Desiree, you little fool

Forgive me. This is my obligatory Bachelorette post for the season.

The finale speaks, perhaps, to a fundamental flaw of human nature. That we can’t resist what we can’t have. For those of you who don’t keep up with mindless reality TV, the bachelorette, Desiree, was left with 3 final contenders, two of whom were in love with her, and quite expressive about it. The third was more reticent. So reticent, in fact, that he ended up dumping her. Yes, this one: Brooks.

Okay, so what is it about him? He doesn’t seem to be familiar with razors. Fine, he has a perfect curl, but his hair is too long. He often implied he desperately wanted to feel love, but didn’t once say that he loved her. In fact, he found her feelings for him surprising. Surprising the way an academic might find a falsified result surprising. He made no indication that he could see them together in the future, or even that he would want such a thing. I can’t blame him — he didn’t let his emotions get the better of him, but instead carefully considered whether he would realistically ever feel strongly enough about her to marry her. He concluded he wouldn’t, so he left. In response to this, Des cried her heart out and made even more intense revelations about her own feelings towards him. Apparently she hasn’t read Wilde:

There is always something ridiculous about the emotions of people whom one has ceased to love.

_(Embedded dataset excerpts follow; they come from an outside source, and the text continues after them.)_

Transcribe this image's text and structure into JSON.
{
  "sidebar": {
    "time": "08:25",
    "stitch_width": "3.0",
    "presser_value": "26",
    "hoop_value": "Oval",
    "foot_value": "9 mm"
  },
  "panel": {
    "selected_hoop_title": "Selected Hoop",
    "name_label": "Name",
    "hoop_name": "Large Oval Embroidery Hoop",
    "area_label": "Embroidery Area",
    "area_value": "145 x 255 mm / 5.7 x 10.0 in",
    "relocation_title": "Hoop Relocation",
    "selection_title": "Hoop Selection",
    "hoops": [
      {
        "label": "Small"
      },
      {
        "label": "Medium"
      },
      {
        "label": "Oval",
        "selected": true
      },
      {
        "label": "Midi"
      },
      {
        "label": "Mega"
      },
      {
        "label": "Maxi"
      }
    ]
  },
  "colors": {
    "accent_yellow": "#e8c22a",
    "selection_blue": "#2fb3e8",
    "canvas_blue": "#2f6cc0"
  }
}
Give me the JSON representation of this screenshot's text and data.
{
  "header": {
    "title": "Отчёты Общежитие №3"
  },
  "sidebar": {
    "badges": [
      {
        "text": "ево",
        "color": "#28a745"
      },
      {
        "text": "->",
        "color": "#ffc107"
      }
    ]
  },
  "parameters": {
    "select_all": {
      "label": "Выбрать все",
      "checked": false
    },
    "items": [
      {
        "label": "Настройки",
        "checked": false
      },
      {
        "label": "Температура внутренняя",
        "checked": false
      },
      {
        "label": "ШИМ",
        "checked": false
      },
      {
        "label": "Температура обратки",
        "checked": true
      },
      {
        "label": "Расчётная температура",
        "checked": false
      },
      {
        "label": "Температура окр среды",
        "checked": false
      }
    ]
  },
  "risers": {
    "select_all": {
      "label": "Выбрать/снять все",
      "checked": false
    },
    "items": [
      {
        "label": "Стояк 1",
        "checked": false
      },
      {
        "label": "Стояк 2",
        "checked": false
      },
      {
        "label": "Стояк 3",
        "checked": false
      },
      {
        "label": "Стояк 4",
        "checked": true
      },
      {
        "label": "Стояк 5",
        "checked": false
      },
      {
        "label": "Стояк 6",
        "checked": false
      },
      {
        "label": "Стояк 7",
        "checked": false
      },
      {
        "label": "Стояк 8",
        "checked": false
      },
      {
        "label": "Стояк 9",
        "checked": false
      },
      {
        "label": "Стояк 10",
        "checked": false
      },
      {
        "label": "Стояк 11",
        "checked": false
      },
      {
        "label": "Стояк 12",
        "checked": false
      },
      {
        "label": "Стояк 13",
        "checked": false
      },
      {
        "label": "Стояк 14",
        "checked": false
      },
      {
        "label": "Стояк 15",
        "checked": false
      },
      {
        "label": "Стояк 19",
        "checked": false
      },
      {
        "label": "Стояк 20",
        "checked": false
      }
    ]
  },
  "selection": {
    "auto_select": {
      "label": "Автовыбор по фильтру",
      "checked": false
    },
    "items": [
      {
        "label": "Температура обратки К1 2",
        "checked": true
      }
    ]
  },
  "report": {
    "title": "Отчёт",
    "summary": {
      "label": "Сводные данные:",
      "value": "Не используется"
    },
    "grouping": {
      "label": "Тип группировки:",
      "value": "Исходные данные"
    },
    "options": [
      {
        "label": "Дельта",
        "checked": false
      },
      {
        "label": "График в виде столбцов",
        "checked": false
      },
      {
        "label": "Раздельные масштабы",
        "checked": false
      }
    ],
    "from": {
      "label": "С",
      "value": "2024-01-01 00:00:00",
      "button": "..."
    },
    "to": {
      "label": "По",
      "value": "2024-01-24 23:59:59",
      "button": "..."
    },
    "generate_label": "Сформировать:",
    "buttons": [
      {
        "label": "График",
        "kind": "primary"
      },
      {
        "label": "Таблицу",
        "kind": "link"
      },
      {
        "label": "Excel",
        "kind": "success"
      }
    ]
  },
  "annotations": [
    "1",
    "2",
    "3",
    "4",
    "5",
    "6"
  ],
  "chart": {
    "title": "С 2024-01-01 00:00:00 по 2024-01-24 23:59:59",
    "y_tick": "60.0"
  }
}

On the other hand, this is Drew.

As if it isn’t enough to love him because he is beautiful*, she felt something was missing. Even though he was ostensibly everything on her list of desirable traits, and he seemed to truly love her. More than that, he behaved with the utmost grace, even when being dumped. Instead of making any attempt to change her mind or fight for himself, he said merely that he would want someone who felt the same for him, that he understood, and that he hoped she would find her happiness.

This brings up a more general question: why do people find uncertainty so compelling? Maybe not everyone. Dreamers. The road to becoming a reasonable person must be to stop dreaming about real people, and instead, pay attention to the way they act and the things they don’t say, then to rein in one’s own feelings accordingly. It was always clear the Brooks did not feel as much for her as she felt for him. It may even have been the irrational trajectory of her own feelings for him that killed his developing ones. Maybe we can all be saved with just a bit of temperance. Those of us who aren’t masochists, anyway.